Preventing translation quality deterioration caused by beam search decoding in neural machine translation using statistical machine translation


Satir E., BULUT H.

INFORMATION SCIENCES, vol.581, pp.791-807, 2021 (Journal Indexed in SCI) identifier identifier

  • Publication Type: Article / Article
  • Volume: 581
  • Publication Date: 2021
  • Doi Number: 10.1016/j.ins.2021.10.006
  • Title of Journal : INFORMATION SCIENCES
  • Page Numbers: pp.791-807
  • Keywords: Neural machine translation, Statistical machine translation, Decoding, Beam search

Abstract

Decoding is an important part of machine translation systems, and the most popular inference algorithm used here is beam search.

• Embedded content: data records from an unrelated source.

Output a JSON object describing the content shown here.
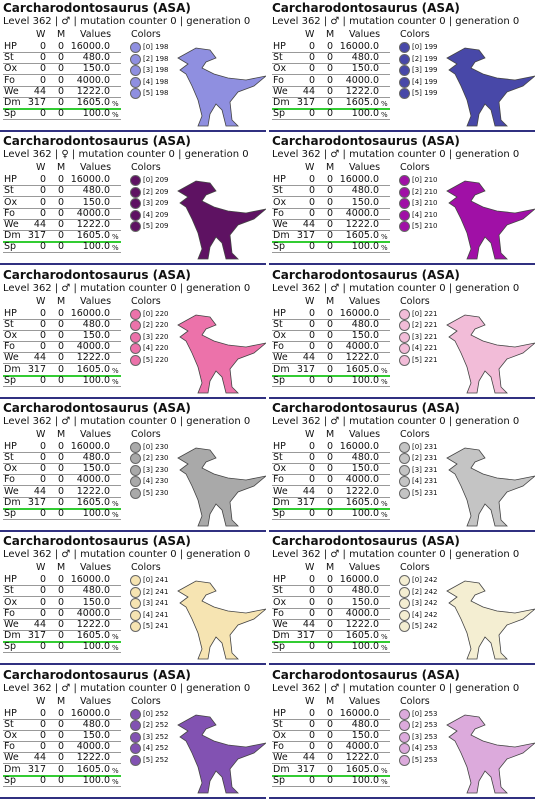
{
  "cards": [
    {
      "title": "Carcharodontosaurus (ASA)",
      "subtitle": "Level 362 | ♂ | mutation counter 0 | generation 0",
      "headers": [
        "W",
        "M",
        "Values",
        "Colors"
      ],
      "stats": [
        [
          "HP",
          "0",
          "0",
          "16000.0"
        ],
        [
          "St",
          "0",
          "0",
          "480.0"
        ],
        [
          "Ox",
          "0",
          "0",
          "150.0"
        ],
        [
          "Fo",
          "0",
          "0",
          "4000.0"
        ],
        [
          "We",
          "44",
          "0",
          "1222.0"
        ],
        [
          "Dm",
          "317",
          "0",
          "1605.0",
          "%"
        ],
        [
          "Sp",
          "0",
          "0",
          "100.0",
          "%"
        ]
      ],
      "colors": [
        "[0] 198",
        "[2] 198",
        "[3] 198",
        "[4] 198",
        "[5] 198"
      ],
      "swatch": "#8f8fe0"
    },
    {
      "title": "Carcharodontosaurus (ASA)",
      "subtitle": "Level 362 | ♂ | mutation counter 0 | generation 0",
      "headers": [
        "W",
        "M",
        "Values",
        "Colors"
      ],
      "stats": [
        [
          "HP",
          "0",
          "0",
          "16000.0"
        ],
        [
          "St",
          "0",
          "0",
          "480.0"
        ],
        [
          "Ox",
          "0",
          "0",
          "150.0"
        ],
        [
          "Fo",
          "0",
          "0",
          "4000.0"
        ],
        [
          "We",
          "44",
          "0",
          "1222.0"
        ],
        [
          "Dm",
          "317",
          "0",
          "1605.0",
          "%"
        ],
        [
          "Sp",
          "0",
          "0",
          "100.0",
          "%"
        ]
      ],
      "colors": [
        "[0] 199",
        "[2] 199",
        "[3] 199",
        "[4] 199",
        "[5] 199"
      ],
      "swatch": "#4848a8"
    },
    {
      "title": "Carcharodontosaurus (ASA)",
      "subtitle": "Level 362 | ♀ | mutation counter 0 | generation 0",
      "headers": [
        "W",
        "M",
        "Values",
        "Colors"
      ],
      "stats": [
        [
          "HP",
          "0",
          "0",
          "16000.0"
        ],
        [
          "St",
          "0",
          "0",
          "480.0"
        ],
        [
          "Ox",
          "0",
          "0",
          "150.0"
        ],
        [
          "Fo",
          "0",
          "0",
          "4000.0"
        ],
        [
          "We",
          "44",
          "0",
          "1222.0"
        ],
        [
          "Dm",
          "317",
          "0",
          "1605.0",
          "%"
        ],
        [
          "Sp",
          "0",
          "0",
          "100.0",
          "%"
        ]
      ],
      "colors": [
        "[0] 209",
        "[2] 209",
        "[3] 209",
        "[4] 209",
        "[5] 209"
      ],
      "swatch": "#5e1262"
    },
    {
      "title": "Carcharodontosaurus (ASA)",
      "subtitle": "Level 362 | ♂ | mutation counter 0 | generation 0",
      "headers": [
        "W",
        "M",
        "Values",
        "Colors"
      ],
      "stats": [
        [
          "HP",
          "0",
          "0",
          "16000.0"
        ],
        [
          "St",
          "0",
          "0",
          "480.0"
        ],
        [
          "Ox",
          "0",
          "0",
          "150.0"
        ],
        [
          "Fo",
          "0",
          "0",
          "4000.0"
        ],
        [
          "We",
          "44",
          "0",
          "1222.0"
        ],
        [
          "Dm",
          "317",
          "0",
          "1605.0",
          "%"
        ],
        [
          "Sp",
          "0",
          "0",
          "100.0",
          "%"
        ]
      ],
      "colors": [
        "[0] 210",
        "[2] 210",
        "[3] 210",
        "[4] 210",
        "[5] 210"
      ],
      "swatch": "#a010a6"
    },
    {
      "title": "Carcharodontosaurus (ASA)",
      "subtitle": "Level 362 | ♂ | mutation counter 0 | generation 0",
      "headers": [
        "W",
        "M",
        "Values",
        "Colors"
      ],
      "stats": [
        [
          "HP",
          "0",
          "0",
          "16000.0"
        ],
        [
          "St",
          "0",
          "0",
          "480.0"
        ],
        [
          "Ox",
          "0",
          "0",
          "150.0"
        ],
        [
          "Fo",
          "0",
          "0",
          "4000.0"
        ],
        [
          "We",
          "44",
          "0",
          "1222.0"
        ],
        [
          "Dm",
          "317",
          "0",
          "1605.0",
          "%"
        ],
        [
          "Sp",
          "0",
          "0",
          "100.0",
          "%"
        ]
      ],
      "colors": [
        "[0] 220",
        "[2] 220",
        "[3] 220",
        "[4] 220",
        "[5] 220"
      ],
      "swatch": "#ec72aa"
    },
    {
      "title": "Carcharodontosaurus (ASA)",
      "subtitle": "Level 362 | ♂ | mutation counter 0 | generation 0",
      "headers": [
        "W",
        "M",
        "Values",
        "Colors"
      ],
      "stats": [
        [
          "HP",
          "0",
          "0",
          "16000.0"
        ],
        [
          "St",
          "0",
          "0",
          "480.0"
        ],
        [
          "Ox",
          "0",
          "0",
          "150.0"
        ],
        [
          "Fo",
          "0",
          "0",
          "4000.0"
        ],
        [
          "We",
          "44",
          "0",
          "1222.0"
        ],
        [
          "Dm",
          "317",
          "0",
          "1605.0",
          "%"
        ],
        [
          "Sp",
          "0",
          "0",
          "100.0",
          "%"
        ]
      ],
      "colors": [
        "[0] 221",
        "[2] 221",
        "[3] 221",
        "[4] 221",
        "[5] 221"
      ],
      "swatch": "#f2bcd8"
    },
    {
      "title": "Carcharodontosaurus (ASA)",
      "subtitle": "Level 362 | ♂ | mutation counter 0 | generation 0",
      "headers": [
        "W",
        "M",
        "Values",
        "Colors"
      ],
      "stats": [
        [
          "HP",
          "0",
          "0",
          "16000.0"
        ],
        [
          "St",
          "0",
          "0",
          "480.0"
        ],
        [
          "Ox",
          "0",
          "0",
          "150.0"
        ],
        [
          "Fo",
          "0",
          "0",
          "4000.0"
        ],
        [
          "We",
          "44",
          "0",
          "1222.0"
        ],
        [
          "Dm",
          "317",
          "0",
          "1605.0",
          "%"
        ],
        [
          "Sp",
          "0",
          "0",
          "100.0",
          "%"
        ]
      ],
      "colors": [
        "[0] 230",
        "[2] 230",
        "[3] 230",
        "[4] 230",
        "[5] 230"
      ],
      "swatch": "#a9a9a9"
    },
    {
      "title": "Carcharodontosaurus (ASA)",
      "subtitle": "Level 362 | ♂ | mutation counter 0 | generation 0",
      "headers": [
        "W",
        "M",
        "Values",
        "Colors"
      ],
      "stats": [
        [
          "HP",
          "0",
          "0",
          "16000.0"
        ],
        [
          "St",
          "0",
          "0",
          "480.0"
        ],
        [
          "Ox",
          "0",
          "0",
          "150.0"
        ],
        [
          "Fo",
          "0",
          "0",
          "4000.0"
        ],
        [
          "We",
          "44",
          "0",
          "1222.0"
        ],
        [
          "Dm",
          "317",
          "0",
          "1605.0",
          "%"
        ],
        [
          "Sp",
          "0",
          "0",
          "100.0",
          "%"
        ]
      ],
      "colors": [
        "[0] 231",
        "[2] 231",
        "[3] 231",
        "[4] 231",
        "[5] 231"
      ],
      "swatch": "#c4c4c4"
    },
    {
      "title": "Carcharodontosaurus (ASA)",
      "subtitle": "Level 362 | ♂ | mutation counter 0 | generation 0",
      "headers": [
        "W",
        "M",
        "Values",
        "Colors"
      ],
      "stats": [
        [
          "HP",
          "0",
          "0",
          "16000.0"
        ],
        [
          "St",
          "0",
          "0",
          "480.0"
        ],
        [
          "Ox",
          "0",
          "0",
          "150.0"
        ],
        [
          "Fo",
          "0",
          "0",
          "4000.0"
        ],
        [
          "We",
          "44",
          "0",
          "1222.0"
        ],
        [
          "Dm",
          "317",
          "0",
          "1605.0",
          "%"
        ],
        [
          "Sp",
          "0",
          "0",
          "100.0",
          "%"
        ]
      ],
      "colors": [
        "[0] 241",
        "[2] 241",
        "[3] 241",
        "[4] 241",
        "[5] 241"
      ],
      "swatch": "#f6e4b2"
    },
    {
      "title": "Carcharodontosaurus (ASA)",
      "subtitle": "Level 362 | ♂ | mutation counter 0 | generation 0",
      "headers": [
        "W",
        "M",
        "Values",
        "Colors"
      ],
      "stats": [
        [
          "HP",
          "0",
          "0",
          "16000.0"
        ],
        [
          "St",
          "0",
          "0",
          "480.0"
        ],
        [
          "Ox",
          "0",
          "0",
          "150.0"
        ],
        [
          "Fo",
          "0",
          "0",
          "4000.0"
        ],
        [
          "We",
          "44",
          "0",
          "1222.0"
        ],
        [
          "Dm",
          "317",
          "0",
          "1605.0",
          "%"
        ],
        [
          "Sp",
          "0",
          "0",
          "100.0",
          "%"
        ]
      ],
      "colors": [
        "[0] 242",
        "[2] 242",
        "[3] 242",
        "[4] 242",
        "[5] 242"
      ],
      "swatch": "#f4eed2"
    },
    {
      "title": "Carcharodontosaurus (ASA)",
      "subtitle": "Level 362 | ♂ | mutation counter 0 | generation 0",
      "headers": [
        "W",
        "M",
        "Values",
        "Colors"
      ],
      "stats": [
        [
          "HP",
          "0",
          "0",
          "16000.0"
        ],
        [
          "St",
          "0",
          "0",
          "480.0"
        ],
        [
          "Ox",
          "0",
          "0",
          "150.0"
        ],
        [
          "Fo",
          "0",
          "0",
          "4000.0"
        ],
        [
          "We",
          "44",
          "0",
          "1222.0"
        ],
        [
          "Dm",
          "317",
          "0",
          "1605.0",
          "%"
        ],
        [
          "Sp",
          "0",
          "0",
          "100.0",
          "%"
        ]
      ],
      "colors": [
        "[0] 252",
        "[2] 252",
        "[3] 252",
        "[4] 252",
        "[5] 252"
      ],
      "swatch": "#8252b2"
    },
    {
      "title": "Carcharodontosaurus (ASA)",
      "subtitle": "Level 362 | ♂ | mutation counter 0 | generation 0",
      "headers": [
        "W",
        "M",
        "Values",
        "Colors"
      ],
      "stats": [
        [
          "HP",
          "0",
          "0",
          "16000.0"
        ],
        [
          "St",
          "0",
          "0",
          "480.0"
        ],
        [
          "Ox",
          "0",
          "0",
          "150.0"
        ],
        [
          "Fo",
          "0",
          "0",
          "4000.0"
        ],
        [
          "We",
          "44",
          "0",
          "1222.0"
        ],
        [
          "Dm",
          "317",
          "0",
          "1605.0",
          "%"
        ],
        [
          "Sp",
          "0",
          "0",
          "100.0",
          "%"
        ]
      ],
      "colors": [
        "[0] 253",
        "[2] 253",
        "[3] 253",
        "[4] 253",
        "[5] 253"
      ],
      "swatch": "#dcaadc"
    }
  ]
}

Beam search algorithm improves translation by allowing a larger search space to be traversed than greedy search. However, as the beam width increases, the translation performance declines after a certain point in neural machine translation (NMT). This problem is usually not observed in statistical machine translation (SMT) due to the decoding method. This paper proposes a hybrid system based method that uses SMT predictions to prevent quality deterioration in the beam search algorithm used in NMT decoding. Our approach is based on the reranking n-best list of NMT according to the SMT system translation sentence. We propose two different algorithms for reranking NMT n-best lists. The first algorithm uses the length information of the SMT outputs. In contrast, the second uses a word-based similarity approach with the Jaccard Index, the Dice's Coefficient, and the Overlap Coefficient. Experiments on three different language pairs show that the method we propose prevents the decrease in translation quality and produces a gain of 1.3 BLEU and 1.6 METEOR for different beam sizes and 1.8 BLEU and 2.1 METEOR average scores compared to the baseline results. (c) 2021 Published by Elsevier Inc.